O ministro Alexandre de Moraes, do Supremo Tribunal Federal (STF), determinou, nesta quarta-feira (24/6), que a Procuradoria-Geral da República (PGR) e a defesa do ex-presidente Jair Bolsonaro se manifestem, no prazo de 48 horas, sobre o possível cometimento de uma falta grave durante o cumprimento de sua pena.
O ex-chefe do Executivo, que cumpre prisão domiciliar humanitária, admitiu em depoimento possuir uma pistola Glock 9 milímetros em sua residência, alegando que “tinha três mulheres em casa e não podia ficar desarmado”.
O caso veio à tona após uma abordagem policial no dia 15 de junho, às 23h30, em uma blitz da Lei Seca em Taguatinga, no Distrito Federal. A Polícia Militar abordou um veículo Honda Civic, conduzido por Estácio Leite da Silva, militar servidor do Gabinete de Segurança Institucional (GSI).
No assoalho do carro, foi encontrada a pistola com um carregador sobressalente. Estácio afirmou que a arma pertencia a Bolsonaro e que ele estaria com ela para levar para que fosse realizado um reparo de uma “pane” no percutor, com previsão de devolução no dia 16. A propriedade do ex-presidente foi confirmada via sistema Sigma do Exército.
A decisão do magistrado recorda que Bolsonaro cumpre execução penal decorrente de condenação a uma pena total de 27 anos e três meses por liderar uma tentativa de golpe de Estado.
O ministro fundamenta a análise no artigo 50 da Lei de Execução Penal, que tipifica como falta grave a posse de “instrumento capaz de ofender a integridade física de outrem” por parte do condenado.

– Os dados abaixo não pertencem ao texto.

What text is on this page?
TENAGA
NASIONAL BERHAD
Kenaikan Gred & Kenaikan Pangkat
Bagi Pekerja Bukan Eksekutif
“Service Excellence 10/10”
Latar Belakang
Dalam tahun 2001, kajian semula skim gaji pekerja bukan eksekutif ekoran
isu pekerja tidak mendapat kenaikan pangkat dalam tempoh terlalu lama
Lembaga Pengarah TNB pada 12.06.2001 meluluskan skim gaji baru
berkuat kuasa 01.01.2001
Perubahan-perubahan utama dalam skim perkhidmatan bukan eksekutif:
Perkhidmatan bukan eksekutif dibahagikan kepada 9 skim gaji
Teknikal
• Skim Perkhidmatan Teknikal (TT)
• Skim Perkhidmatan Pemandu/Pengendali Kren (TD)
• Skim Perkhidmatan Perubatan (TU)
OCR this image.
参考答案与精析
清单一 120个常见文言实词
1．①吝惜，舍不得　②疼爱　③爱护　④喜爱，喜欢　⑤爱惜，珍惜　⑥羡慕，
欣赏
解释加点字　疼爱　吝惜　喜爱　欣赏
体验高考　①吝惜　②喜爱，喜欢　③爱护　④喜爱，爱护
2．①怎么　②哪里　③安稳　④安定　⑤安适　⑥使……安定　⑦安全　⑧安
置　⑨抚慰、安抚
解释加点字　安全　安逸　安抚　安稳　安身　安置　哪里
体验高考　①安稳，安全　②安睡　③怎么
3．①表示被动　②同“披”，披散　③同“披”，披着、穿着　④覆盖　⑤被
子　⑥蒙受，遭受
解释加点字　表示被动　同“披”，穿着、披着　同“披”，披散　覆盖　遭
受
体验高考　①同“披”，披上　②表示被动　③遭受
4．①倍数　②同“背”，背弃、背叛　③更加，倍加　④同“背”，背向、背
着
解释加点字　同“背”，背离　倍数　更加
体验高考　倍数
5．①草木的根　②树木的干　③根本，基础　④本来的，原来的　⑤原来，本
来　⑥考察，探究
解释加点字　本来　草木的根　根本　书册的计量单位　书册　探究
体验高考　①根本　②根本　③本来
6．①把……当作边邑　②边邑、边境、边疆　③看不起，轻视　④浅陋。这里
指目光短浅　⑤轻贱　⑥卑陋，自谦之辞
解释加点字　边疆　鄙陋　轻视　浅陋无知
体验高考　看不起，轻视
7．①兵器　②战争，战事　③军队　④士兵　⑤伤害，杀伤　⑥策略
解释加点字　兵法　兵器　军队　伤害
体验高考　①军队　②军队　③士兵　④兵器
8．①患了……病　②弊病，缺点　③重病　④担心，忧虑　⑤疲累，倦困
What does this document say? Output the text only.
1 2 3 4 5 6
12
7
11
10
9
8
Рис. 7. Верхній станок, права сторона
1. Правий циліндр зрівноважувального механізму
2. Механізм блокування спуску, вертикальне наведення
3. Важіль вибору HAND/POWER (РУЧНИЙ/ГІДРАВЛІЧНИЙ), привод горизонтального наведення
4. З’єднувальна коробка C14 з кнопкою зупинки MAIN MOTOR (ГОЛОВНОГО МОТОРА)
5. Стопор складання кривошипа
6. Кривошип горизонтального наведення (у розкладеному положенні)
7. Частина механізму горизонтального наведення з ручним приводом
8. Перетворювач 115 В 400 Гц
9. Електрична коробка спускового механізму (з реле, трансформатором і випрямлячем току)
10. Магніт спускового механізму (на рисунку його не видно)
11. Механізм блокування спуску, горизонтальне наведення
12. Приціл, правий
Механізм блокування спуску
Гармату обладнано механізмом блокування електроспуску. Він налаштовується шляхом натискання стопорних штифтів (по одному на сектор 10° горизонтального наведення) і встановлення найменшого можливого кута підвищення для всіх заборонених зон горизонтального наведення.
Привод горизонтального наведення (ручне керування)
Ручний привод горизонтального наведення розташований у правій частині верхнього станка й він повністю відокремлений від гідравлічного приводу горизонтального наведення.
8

Moraes destaca que o reconhecimento dessa infração pode acarretar sanções severas, como a possibilidade de retorno ao regime fechado em unidade prisional, cessação do benefício humanitário, revogação de autorizações para trabalho externo e saídas temporárias, e a perda de até um terço dos dias já remidos por trabalho ou estudo, além do reinício da contagem do prazo para progressão de regime.
Próximos passos
A oitiva de Bolsonaro ocorreu na terça-feira (23), após a Polícia Civil do DF instaurar um inquérito policial para apurar os fatos. Com a publicação desta decisão, o processo aguarda agora as manifestações sucessivas da PGR e dos advogados de defesa antes de uma decisão final do relator sobre a regressão da pena.